Why do people lie? Is it to make you look better than me? Do you think it makes you look cool? Do you think you'll actually get away with it? Geez, I try to give people the benefit of the doubt or whatever. I actually went out of MY way to be nice to YOU and I took up for YOU when people would tell me that YOU werent the friend I thought you were. Bitch, I should shoot you. I'm not in high school anymore, therefore I dont play the high school games that you obviously do. So, let me break it down for you. We were doing fine in our little "friendship" and I actually considered you one of my "best friends". But trust me, I know what all this is about. It's about that night I hung out with your "old friend". If you had a problem with it, you could have told me. There is nothing going on between us. We havent done anything, trust me sweetie... I'M not the one you need to be worried about. :) But believe me, you only thought you could get away with lying on me. I know everything you ever said. I know you called his sister and told her that I "might be pregnant by either him or Jerrad"... thats funny, considering we never had sex... and never will. Your about to have a damn baby, dont you think its about time you grew up? Dont come crying to me when your boyfriend leaves you or cheats on you... AGAIN. I dont have anything to say to you. DONT call me. DONT try to be my friend. Like TI said, "you dont know me". hahaha, seriously though.
10 know Love hurts

[02 Aug 2005|03:04am]
Yeah, so I had to go to court today for a speeding ticket and the judge was like "arent you going to ask me something" and I was like "you mean like about youthful offender" annnd i figured I couldnt get it b/c i'm 19 AND i've had youthful offender twice already, so i wasn't even going to ask... so I told him and he said I was "too honest"... buuut he gave it to me anyways. :) YAY!

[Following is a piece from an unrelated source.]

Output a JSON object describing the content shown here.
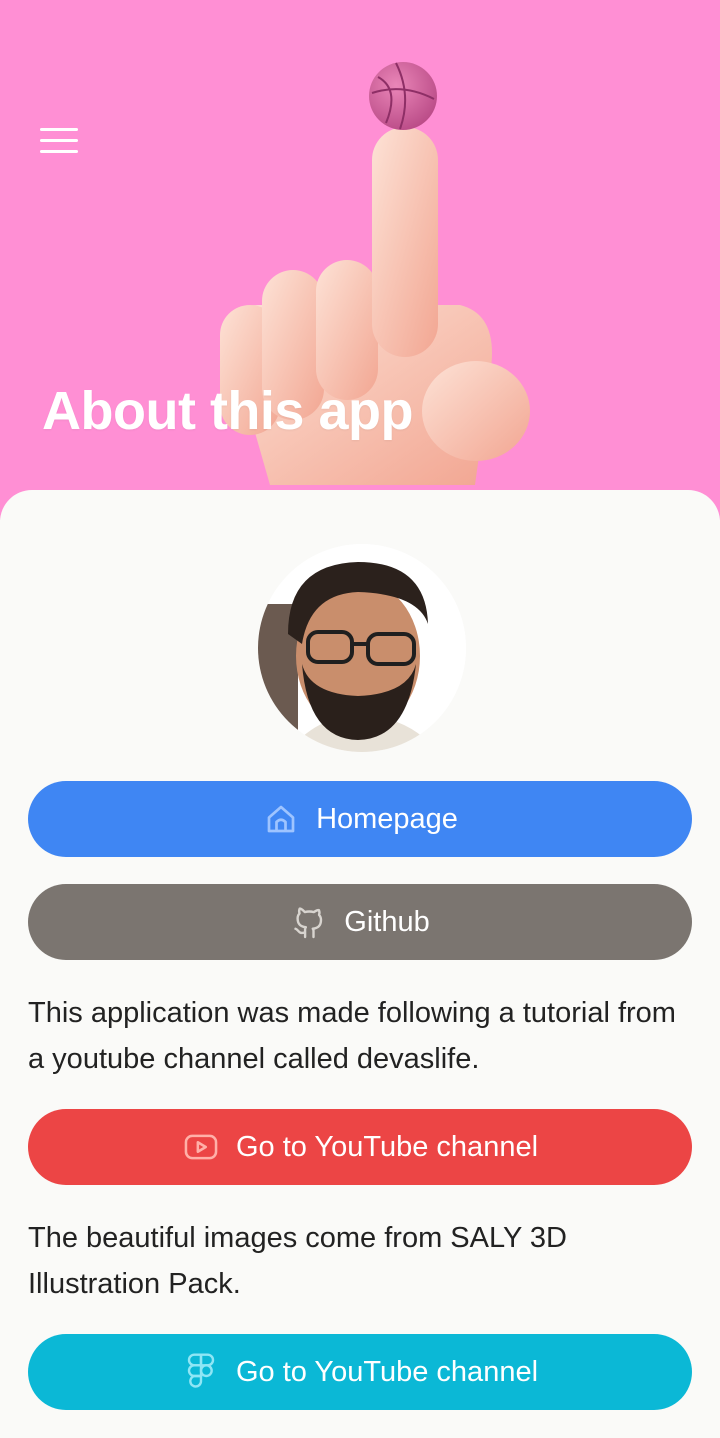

So, that was the good part of the day.

I went and saw Jerrad tonight. I really dont know why. Yeah, maybe cause I still love him. Dammit. I'm stupid. I'm REAL stupid. How do I ever expect to get over him if I still go to his house and spend time with him and have sex with him? We arent together but we act like we are. It's like... he doesnt want me to know anything he does b/c its 'none of my business' yet he can go through my phone and answer it and cuss at people... yeah. Fetzer called my phone tonight and Jerrad was a fucking jackass towards him. I dont know what to do. Maybe I'll just stop talking to him for like a week and then think about what I really want. Dammit. Sometimes I wish I never met him. But other times I'm glad I met him and got to spend 9 months of my life with him...


After awhile you learn the difference between holding a hand and falling in love. You begin to learn that kisses dont always mean something and promises can be broken just as quickly as they are made and sometimes goodbyes really are forever... :(

...I'm so confused...

No one ever said falling in love would be this hard...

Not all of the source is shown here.